Lena felt it, too. She pushed away from me, and I bent over trying to catch my breath.

 

“Are you okay?”

 

I took a deep breath and stood up again. “Yeah, I'm all right. For a Mortal.”

 

She smiled a real smile and reached for my hand. I noticed she had drawn crazy-looking designs on her palm in Sharpie. The black curls and spirals swirled from her palm around her wrist and up the base of her arm. The pattern looked like the henna the fortune-teller wore, in the tent that smelled like bad incense at the other edge of the fairgrounds.

 

“What is that?” I held her wrist, but she pulled it away. Remembering Ridley and her tattoo, I hoped it was Sharpie.

 

It is.

 

“Maybe we should get you something to drink.” She led me around the side of the booth, and I let her. I couldn't stay mad, not if there was a possibility the wall between us was finally coming down. When we kissed a minute ago, that's what I felt.

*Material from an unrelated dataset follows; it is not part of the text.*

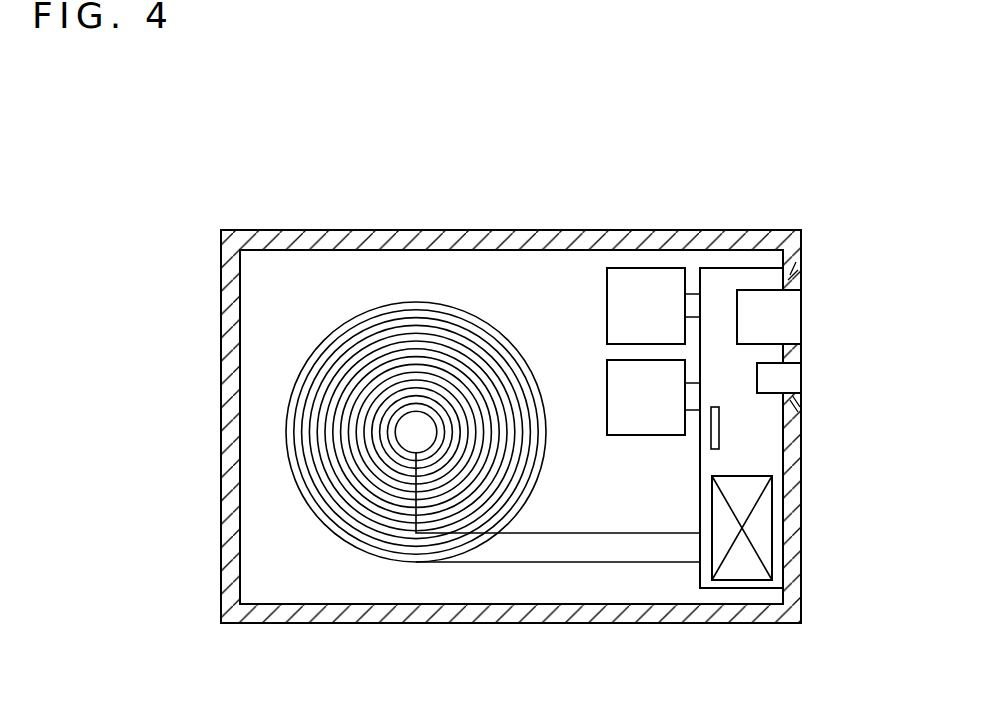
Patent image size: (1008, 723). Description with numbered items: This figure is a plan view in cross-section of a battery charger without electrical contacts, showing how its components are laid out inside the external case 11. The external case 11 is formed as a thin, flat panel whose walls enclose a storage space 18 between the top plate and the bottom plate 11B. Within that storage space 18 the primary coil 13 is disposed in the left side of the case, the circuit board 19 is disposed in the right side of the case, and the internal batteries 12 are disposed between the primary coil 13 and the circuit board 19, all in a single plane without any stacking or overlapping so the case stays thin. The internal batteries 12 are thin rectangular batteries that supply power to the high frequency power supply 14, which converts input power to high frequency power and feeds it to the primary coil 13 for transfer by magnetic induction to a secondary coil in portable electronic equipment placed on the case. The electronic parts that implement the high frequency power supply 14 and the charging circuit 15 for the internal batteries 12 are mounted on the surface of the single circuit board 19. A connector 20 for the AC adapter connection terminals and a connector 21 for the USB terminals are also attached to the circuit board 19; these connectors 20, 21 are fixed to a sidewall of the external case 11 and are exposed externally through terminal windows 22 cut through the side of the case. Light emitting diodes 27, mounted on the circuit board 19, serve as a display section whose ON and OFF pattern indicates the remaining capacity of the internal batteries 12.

It was the opposite of the kiss on the lake, a kiss that had taken my breath away for different reasons. I might never know what that kiss was. But I knew this kiss, and I knew it was all I had — a chance.

 

Which lasted two seconds.

 

Because then I saw Liv, carrying two cotton candies in one hand and waving at me with the other, and I knew the wall was about to go back up, maybe for good. “Ethan, come on. I have your cotton candy. We're going to miss the Ferris Wheel!”